If you know the layout of the airports in Malaysia, you will also know that there was literally no viable option to land anymore and I was at the end of a 3 hour flight with about 2 hours endurance left if I would have flown the tanks empty.

So I was flying up and down the East coast between Sidilli Besar and Desaru to find an opening, but every time I thought I had found something, ATC told me that the weather radar looks even worth where unwanted to go.

Eventually, ATC negotiated with Singapore a 4000 feet climb and track to VJB, which is the VOR station there. With the up- and down-drafts yanking me around like mad I even had problems to remember what a VOR was, let alone how to track to one. However, many hours of lonely flying in my new airplane with plenty of time to play around with the avionics paid off.

I managed to go in the right direction, but lost my nerves close to Kota Tinggi, where I descended to 1000 feet again to track the ground.

Again, many flights to Mersing in the past gave me the confidence to navigate by ground features alone. I was even able to identify the danger areas by the the change in vegetation, but why I bothered to avoid the areas when I thought I might not make it to the airfield is one of those mysteries…

Finally I had the airfield in sight and what a beautiful sight it was! I guess this put me into such a calm and relaxed Zen state that I did one of my best landings ever – an absolute greaser. (Good landings only happen when nobody else is in the aircraft to witness it. But whether you believe me or not, I know what I saw… Or maybe my butt was just desensitized. )

After big thunderstorms the view is often gorgeous, with unlimited visibility and haze rising out of the jungle in columns. And that was the sight Mother Nature greeted me with on my flight from Johor to Seletar in cool air and just the slightest drizzle. Maybe it was an apology for her earlier misfits?

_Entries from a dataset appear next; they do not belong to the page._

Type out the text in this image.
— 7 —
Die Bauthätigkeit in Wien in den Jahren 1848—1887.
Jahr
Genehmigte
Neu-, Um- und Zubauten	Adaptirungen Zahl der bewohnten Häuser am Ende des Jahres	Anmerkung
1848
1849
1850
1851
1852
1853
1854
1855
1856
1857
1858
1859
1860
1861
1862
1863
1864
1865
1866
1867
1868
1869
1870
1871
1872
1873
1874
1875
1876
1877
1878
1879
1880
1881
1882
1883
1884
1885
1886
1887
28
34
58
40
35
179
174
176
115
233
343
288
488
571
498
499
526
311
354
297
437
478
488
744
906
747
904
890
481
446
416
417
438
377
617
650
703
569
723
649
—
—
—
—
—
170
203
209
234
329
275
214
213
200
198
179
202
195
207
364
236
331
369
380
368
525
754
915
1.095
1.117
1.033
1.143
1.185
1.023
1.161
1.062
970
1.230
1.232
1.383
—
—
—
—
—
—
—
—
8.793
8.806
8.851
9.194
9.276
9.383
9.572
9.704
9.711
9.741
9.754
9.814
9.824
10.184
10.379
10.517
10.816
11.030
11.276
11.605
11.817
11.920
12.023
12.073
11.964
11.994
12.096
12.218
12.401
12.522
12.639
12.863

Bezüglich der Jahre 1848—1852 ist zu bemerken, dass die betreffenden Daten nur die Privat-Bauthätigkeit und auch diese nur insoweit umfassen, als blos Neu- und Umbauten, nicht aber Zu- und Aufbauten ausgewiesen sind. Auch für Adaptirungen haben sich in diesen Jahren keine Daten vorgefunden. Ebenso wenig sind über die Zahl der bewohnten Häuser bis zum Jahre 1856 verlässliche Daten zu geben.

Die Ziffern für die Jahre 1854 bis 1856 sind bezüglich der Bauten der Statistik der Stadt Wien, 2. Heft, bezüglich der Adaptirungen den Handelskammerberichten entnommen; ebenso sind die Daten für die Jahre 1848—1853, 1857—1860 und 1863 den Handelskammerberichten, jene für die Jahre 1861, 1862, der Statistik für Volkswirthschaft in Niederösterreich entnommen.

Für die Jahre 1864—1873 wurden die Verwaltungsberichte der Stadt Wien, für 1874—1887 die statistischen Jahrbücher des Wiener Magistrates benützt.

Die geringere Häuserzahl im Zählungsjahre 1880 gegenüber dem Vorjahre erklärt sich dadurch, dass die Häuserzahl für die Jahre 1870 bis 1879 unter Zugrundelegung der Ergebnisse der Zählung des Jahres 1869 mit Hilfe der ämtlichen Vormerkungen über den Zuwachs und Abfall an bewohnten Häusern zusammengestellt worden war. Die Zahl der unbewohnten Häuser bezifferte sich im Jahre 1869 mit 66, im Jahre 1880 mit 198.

  1. Yikes! Glad to here you’re back on the ground. I thought I had it bad during my flight training, when the control tower reported wind speed eight knots gusting to twenty (!).

    My instructor was cool as a cucumber, while I was seeing my whole life flash ahead of me!

    May the skies be kinder to you next time! 😀

  2. Ingo – this sounds unbelievably scary. Glad you came out ok at the other end!

    • I was certainly glad as well, but I must say I felt good afterwards. Now, I know much better what my own limitations are and I have a lot more confidence in my aircraft and my own judgement.